Part 1: Making Ontario work better for people and smarter for business
Part 1: Making Ontario work better for people and smarter for business
There is a real need for meaningful change when it comes to reducing the regulatory burden in Ontario. Before we were elected over a year and a half ago, there hadn’t been significant progress in over a decade. As a result, our province is saddled with unnecessary, and often outdated, rules and regulations that get in the way of business and prevent our communities and families from thriving.
Effective regulations ensure we have strong rules in place to protect us and our environment — at work, at home and at play. That’s why as we work to ease the regulatory burden, we are doing so in a meticulous way to ensure that health, safety and environmental protections are maintained or enhanced where necessary.
Ineffective regulations are ones that serve no purpose yet cost people and businesses valuable time and money. Perhaps they served a purpose in 1950, but simply haven’t kept up to date. In other cases, regulations that were meant to apply in one situation have led to unintentional consequences.

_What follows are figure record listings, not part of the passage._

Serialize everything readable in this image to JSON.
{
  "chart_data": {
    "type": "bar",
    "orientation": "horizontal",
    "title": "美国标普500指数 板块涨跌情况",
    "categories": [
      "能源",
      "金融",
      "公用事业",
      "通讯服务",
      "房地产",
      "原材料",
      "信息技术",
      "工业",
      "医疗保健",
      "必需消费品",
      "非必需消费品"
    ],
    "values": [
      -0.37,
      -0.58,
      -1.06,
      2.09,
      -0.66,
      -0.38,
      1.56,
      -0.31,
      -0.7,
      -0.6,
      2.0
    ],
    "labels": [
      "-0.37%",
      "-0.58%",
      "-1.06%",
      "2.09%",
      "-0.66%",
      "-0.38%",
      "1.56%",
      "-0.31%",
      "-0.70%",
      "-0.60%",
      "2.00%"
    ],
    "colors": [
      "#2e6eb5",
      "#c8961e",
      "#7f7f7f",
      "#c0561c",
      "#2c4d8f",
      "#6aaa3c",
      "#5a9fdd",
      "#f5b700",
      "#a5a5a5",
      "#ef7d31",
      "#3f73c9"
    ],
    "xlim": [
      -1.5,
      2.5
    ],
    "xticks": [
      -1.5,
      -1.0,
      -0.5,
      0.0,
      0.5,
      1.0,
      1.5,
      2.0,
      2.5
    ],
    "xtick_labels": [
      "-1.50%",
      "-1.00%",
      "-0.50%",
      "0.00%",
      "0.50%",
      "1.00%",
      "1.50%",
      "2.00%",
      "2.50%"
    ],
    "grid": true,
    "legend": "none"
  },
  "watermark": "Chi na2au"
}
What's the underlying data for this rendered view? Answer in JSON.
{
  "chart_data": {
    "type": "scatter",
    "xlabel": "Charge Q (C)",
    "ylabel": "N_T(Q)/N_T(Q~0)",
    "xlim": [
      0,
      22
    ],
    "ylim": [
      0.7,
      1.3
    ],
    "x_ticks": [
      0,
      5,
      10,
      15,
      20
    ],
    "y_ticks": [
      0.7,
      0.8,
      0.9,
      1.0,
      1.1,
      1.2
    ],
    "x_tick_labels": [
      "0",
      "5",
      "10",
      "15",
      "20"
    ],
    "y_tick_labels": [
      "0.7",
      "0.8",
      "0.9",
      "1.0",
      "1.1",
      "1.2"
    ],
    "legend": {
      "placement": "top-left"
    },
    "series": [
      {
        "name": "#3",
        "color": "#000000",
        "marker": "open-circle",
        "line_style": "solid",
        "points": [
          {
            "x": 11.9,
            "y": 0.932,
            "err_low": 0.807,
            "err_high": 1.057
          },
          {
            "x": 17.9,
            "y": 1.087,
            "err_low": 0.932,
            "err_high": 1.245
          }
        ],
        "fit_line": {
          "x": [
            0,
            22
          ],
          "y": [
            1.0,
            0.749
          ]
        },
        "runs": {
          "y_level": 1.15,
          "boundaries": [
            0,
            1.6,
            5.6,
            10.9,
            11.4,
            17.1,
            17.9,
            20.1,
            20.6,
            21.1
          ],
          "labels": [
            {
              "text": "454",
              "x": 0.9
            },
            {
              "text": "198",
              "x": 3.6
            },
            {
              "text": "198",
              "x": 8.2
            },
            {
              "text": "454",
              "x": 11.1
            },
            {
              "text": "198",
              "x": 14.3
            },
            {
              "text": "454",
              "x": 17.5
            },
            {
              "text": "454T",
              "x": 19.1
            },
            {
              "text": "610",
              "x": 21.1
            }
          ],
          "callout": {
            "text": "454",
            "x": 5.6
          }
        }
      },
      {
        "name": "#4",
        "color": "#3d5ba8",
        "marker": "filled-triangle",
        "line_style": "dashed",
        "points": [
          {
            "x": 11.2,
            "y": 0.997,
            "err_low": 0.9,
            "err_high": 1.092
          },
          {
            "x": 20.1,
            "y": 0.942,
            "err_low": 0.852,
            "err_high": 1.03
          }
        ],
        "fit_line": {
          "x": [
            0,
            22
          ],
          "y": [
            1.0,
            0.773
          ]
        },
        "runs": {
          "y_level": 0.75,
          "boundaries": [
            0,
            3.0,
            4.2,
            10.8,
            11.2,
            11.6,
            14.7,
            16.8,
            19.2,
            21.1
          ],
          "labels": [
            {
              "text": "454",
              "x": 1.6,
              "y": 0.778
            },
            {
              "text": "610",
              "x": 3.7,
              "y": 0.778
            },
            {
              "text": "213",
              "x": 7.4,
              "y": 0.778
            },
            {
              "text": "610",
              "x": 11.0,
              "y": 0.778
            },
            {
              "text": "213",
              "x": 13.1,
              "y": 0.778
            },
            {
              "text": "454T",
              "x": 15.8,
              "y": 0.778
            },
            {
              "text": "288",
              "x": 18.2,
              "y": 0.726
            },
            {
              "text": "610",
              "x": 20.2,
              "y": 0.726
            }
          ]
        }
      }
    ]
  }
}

Today, soup kitchens and other community feeding programs must comply with rules and regulations for equipment, infrastructure and food handling that are comparable to rules for full-service food restaurant chains and large institutional kitchens. Organizations that are busy helping those less fortunate don’t always have the resources to jump through hoops and decipher which rules apply to them, and which do not — nor should they have to.
A grocer must pay careful attention to where bananas are located in the store, because if they’re sold in the ready-to-eat section, an inspector may force them to label that banana with either a calorie count sticker or nutritional facts table.
With advancements and improvements to vehicle standards, we made driving in Ontario work better for families by ending the costly Drive Clean program. Now, we’re focused on making driving more efficient for Ontario’s hardworking professional truck drivers.
Each year, Ontario trucks must complete multiple inspections in order to operate on our roadways. The Ministry of Transportation first requires an annual safety inspection, which can take up to three hours. Following the safety inspection, transport trucks are then subject to emissions testing by the Ministry of the Environment, Conservation and Parks to ensure they are meeting Ontario’s high environmental standards. Both tests are important. But doing them separately makes no sense and takes Ontario transport trucks off the road when they could be out delivering made-in-Ontario goods.
These are some of the types of unnecessary and outdated regulations we’re working on removing, streamlining or clarifying. In the case of the “arbitrary banana rule,” it’s clear that some of our regulations aren’t clear or just don’t make sense. For professional truck drivers, a single test is simply less time consuming and more cost effective. And as for our soup kitchens — well, we just have an obligation to do better.
That’s why we’re looking at making the necessary changes that will help our businesses, help our communities, and set Ontario up for success.
We’re looking for red tape that’s holding businesses and people back from achieving their full potential — because in far too many cases onerous, unnecessary rules are deterring investment, deferring dreams and putting people out of business.
We’re taking a whole-of-government approach to getting out of the way of business success. We want to create a competitive business climate that attracts investment, grows our economy and makes Ontario open for business and open for jobs.